Fresh off stroking President Obama's ego with his quasi-comedic White House Correspondents' Dinner video in which the President awkwardly portrayed Daniel Day-Lewis, pretending to be Barack Obama, Hollywood fat-cat Steven Spielberg will play an even bigger joke on Americans come May 7, only this time it's unintentional
On that date, the director of such iconic films as Raiders of the Lost Ark, Jaws, and Jurassic Park will honor President Obama with the Ambassador for Humanity Award at the USC Shoah Foundation's holocaust survivor gala.
The gesture is a thinly veiled attempt to manipulate impressionable Americans into believing the adage Obama is actually a "good guy, but a bad President" just in time for the mid-terms. The whole affair is reminiscent of Aesop's The Viper and the Farmer the famous fable where a wandering Farmer naively nurses a freezing Viper back to health and receives a fatal bite in return. The moral: aiding your enemies leads to certain death.
By now, Spielberg has a long history of cozying up to snakes, but the biggest difference between he and the farmer is that when this snake finally bites back, the people left to bear the burden will be ones his USC Shoah Foundation claims to care about the most: persecuted Jews.
Spielberg has been traversing this road for quite some time, but regardless of how far he strayed from the path by siding with the Palestinians in Munich, there always followed him a hope the left's disdain for Israel would wake him up. It defies imagination that the man who portrayed evil with such fierce judgment in Schindler's List could be so naive as to label a president who may have allowed the most anti-Semitic regime since Nazi Germany obtain a nuclear weapon, an "Ambassador for Humanity."

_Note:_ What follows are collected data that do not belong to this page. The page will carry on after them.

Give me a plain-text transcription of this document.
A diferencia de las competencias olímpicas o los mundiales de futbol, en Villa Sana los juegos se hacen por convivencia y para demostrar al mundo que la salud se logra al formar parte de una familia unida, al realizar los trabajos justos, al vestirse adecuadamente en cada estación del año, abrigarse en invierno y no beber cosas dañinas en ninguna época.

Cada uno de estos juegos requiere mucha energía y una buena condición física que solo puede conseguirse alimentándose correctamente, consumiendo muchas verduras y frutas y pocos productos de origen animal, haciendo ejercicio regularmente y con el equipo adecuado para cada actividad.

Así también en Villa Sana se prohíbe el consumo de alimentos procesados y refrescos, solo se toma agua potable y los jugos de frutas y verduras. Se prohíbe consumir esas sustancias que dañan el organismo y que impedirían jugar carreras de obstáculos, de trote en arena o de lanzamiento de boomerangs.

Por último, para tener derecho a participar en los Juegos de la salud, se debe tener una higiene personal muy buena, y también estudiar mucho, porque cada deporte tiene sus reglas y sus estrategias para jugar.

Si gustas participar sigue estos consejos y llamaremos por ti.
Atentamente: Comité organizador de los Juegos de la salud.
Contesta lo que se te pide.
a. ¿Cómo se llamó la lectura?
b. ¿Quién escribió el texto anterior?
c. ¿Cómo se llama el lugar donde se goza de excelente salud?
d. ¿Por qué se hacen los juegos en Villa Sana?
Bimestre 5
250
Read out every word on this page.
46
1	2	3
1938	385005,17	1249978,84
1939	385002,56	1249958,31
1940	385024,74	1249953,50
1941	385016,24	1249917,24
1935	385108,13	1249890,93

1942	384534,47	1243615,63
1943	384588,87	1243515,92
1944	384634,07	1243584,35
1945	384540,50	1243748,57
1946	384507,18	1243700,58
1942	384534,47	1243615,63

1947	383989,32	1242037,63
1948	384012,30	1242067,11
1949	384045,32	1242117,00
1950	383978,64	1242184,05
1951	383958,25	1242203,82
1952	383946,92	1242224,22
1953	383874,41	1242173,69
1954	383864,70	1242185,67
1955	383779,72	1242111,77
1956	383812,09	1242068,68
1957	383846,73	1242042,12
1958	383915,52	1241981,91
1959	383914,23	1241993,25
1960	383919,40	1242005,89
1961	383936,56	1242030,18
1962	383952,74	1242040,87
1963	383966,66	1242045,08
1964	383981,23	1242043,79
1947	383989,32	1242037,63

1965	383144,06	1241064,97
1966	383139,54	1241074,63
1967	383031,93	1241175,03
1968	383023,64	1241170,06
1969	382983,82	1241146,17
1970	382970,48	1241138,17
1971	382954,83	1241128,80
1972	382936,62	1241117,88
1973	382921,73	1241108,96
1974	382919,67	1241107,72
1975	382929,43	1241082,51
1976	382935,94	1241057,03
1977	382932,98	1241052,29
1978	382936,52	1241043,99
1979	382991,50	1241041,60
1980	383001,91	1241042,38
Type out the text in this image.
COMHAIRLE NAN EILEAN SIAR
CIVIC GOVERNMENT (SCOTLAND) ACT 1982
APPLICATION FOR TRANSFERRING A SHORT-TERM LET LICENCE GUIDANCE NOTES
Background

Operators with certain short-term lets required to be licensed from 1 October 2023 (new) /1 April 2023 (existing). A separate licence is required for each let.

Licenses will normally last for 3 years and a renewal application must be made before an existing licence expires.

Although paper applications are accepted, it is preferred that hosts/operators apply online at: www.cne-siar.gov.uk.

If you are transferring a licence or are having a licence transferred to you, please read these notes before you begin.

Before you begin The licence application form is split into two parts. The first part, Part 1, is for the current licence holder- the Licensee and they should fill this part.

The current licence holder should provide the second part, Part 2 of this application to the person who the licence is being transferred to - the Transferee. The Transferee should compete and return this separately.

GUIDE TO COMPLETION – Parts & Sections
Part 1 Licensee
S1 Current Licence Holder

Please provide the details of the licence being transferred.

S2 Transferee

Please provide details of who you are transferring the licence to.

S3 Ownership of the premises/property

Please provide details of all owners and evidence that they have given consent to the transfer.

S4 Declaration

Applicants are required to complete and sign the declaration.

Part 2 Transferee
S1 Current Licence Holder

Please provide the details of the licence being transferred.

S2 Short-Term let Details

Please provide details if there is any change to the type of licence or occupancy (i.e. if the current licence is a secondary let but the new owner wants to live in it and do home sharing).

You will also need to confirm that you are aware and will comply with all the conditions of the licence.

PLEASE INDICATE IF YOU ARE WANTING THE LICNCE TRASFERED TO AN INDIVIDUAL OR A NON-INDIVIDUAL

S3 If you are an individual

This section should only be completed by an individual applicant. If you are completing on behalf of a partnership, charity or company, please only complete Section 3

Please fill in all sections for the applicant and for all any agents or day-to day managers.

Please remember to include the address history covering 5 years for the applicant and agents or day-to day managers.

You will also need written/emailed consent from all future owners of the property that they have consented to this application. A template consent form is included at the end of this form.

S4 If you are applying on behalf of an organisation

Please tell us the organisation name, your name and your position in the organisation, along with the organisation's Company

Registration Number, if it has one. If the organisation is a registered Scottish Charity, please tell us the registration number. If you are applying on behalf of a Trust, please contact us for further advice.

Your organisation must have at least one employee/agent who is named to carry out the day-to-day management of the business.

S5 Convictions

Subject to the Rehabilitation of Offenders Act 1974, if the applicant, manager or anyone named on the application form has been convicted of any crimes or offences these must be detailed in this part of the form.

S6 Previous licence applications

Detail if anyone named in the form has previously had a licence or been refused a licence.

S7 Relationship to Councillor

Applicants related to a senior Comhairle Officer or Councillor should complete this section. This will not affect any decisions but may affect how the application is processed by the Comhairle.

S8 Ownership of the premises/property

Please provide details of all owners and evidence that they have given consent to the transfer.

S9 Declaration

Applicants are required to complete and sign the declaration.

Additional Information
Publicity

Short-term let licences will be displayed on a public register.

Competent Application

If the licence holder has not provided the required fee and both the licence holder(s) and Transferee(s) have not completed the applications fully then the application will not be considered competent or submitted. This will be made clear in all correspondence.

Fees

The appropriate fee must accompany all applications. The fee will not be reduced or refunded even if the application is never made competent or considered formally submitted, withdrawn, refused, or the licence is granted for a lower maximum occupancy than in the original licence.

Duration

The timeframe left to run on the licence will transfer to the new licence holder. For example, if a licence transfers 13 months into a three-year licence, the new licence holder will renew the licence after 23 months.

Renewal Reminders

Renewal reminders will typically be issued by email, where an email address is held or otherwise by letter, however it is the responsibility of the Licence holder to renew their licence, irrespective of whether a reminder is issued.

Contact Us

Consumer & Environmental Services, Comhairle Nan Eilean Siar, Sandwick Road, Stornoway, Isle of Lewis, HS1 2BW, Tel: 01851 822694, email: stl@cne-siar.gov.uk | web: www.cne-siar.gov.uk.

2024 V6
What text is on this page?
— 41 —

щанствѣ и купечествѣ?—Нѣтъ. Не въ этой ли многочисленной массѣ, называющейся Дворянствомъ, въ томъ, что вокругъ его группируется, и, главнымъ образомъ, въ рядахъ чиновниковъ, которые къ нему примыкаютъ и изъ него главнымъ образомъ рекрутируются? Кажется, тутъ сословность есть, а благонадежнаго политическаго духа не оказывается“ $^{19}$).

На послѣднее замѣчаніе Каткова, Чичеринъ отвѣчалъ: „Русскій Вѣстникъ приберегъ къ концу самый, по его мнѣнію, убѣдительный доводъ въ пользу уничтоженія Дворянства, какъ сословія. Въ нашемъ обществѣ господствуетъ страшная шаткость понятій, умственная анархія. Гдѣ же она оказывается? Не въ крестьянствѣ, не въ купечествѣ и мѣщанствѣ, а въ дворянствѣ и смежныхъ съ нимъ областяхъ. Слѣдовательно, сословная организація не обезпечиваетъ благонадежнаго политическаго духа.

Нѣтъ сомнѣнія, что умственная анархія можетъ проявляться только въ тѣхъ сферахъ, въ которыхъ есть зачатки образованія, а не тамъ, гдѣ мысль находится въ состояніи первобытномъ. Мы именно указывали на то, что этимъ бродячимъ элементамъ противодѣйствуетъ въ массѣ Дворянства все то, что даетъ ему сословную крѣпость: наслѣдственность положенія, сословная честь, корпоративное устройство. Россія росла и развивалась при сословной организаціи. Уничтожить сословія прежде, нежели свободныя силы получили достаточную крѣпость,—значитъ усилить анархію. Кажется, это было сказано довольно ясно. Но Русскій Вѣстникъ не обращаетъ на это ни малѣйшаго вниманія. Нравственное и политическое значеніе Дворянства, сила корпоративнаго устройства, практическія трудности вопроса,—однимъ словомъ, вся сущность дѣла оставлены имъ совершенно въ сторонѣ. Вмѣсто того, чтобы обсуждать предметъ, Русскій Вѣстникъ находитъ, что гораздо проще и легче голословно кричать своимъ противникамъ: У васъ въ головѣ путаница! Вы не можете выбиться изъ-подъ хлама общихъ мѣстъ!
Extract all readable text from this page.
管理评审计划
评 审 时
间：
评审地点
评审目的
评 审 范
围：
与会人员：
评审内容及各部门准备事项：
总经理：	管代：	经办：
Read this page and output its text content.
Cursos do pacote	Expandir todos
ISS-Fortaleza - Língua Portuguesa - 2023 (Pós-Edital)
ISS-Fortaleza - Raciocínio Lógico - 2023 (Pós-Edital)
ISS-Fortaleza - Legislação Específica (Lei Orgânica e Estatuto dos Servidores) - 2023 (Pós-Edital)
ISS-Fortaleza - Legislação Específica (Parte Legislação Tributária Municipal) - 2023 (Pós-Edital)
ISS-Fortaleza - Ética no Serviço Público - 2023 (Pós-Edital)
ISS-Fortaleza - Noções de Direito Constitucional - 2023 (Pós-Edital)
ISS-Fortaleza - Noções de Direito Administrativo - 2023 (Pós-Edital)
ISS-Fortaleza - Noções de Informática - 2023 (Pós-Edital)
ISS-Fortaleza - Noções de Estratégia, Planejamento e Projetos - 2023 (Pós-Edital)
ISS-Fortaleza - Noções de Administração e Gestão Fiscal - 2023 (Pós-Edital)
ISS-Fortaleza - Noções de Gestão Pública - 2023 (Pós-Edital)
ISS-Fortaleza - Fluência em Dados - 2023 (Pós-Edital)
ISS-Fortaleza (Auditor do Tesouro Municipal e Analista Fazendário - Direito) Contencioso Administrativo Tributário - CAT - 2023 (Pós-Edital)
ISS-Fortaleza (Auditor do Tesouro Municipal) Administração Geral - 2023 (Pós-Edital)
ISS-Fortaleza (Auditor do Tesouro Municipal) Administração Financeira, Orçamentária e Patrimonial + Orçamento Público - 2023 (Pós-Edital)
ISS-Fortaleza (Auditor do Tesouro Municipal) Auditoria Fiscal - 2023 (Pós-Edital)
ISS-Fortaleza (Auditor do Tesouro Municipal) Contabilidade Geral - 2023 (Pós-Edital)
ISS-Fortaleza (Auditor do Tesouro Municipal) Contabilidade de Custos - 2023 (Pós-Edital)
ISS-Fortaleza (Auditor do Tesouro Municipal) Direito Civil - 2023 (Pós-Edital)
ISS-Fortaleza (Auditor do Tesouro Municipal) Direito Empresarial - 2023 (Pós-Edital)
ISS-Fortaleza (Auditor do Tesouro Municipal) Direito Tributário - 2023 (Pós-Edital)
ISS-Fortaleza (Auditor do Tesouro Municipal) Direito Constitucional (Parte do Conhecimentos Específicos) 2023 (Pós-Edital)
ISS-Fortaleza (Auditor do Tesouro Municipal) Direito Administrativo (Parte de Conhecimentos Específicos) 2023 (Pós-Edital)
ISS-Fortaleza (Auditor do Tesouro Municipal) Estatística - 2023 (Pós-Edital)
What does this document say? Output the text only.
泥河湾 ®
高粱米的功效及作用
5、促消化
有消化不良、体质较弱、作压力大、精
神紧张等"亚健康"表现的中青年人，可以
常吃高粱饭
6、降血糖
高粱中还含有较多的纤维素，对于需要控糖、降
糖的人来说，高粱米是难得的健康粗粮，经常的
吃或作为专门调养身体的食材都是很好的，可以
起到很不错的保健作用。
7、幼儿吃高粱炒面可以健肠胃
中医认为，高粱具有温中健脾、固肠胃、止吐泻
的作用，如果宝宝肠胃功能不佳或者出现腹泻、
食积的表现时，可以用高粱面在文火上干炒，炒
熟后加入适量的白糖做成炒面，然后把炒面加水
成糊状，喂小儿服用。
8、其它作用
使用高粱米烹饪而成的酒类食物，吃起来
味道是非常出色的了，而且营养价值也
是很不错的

Aside from the obvious - that he either hates Israel or is at least entirely apathetic toward it - perhaps Spielberg's actions confirm comedian Evan Sayet's hypothesis: modern liberals' unwillingness to objectively reason has lobotomized them to the rationale of a six-year-old child. Perhaps it confirms that men like Steven Spielberg think a country with widespread holocaust denial and state-sponsored terrorism operates on the same moral plain as the only free Jewish state since Roman times, because to think differently would be Islamophobic. Either way, it all raises a question: who's worse, the Viper or the Farmer? At least the Viper had the honesty to admit in the end, "hey, I'm just a snake."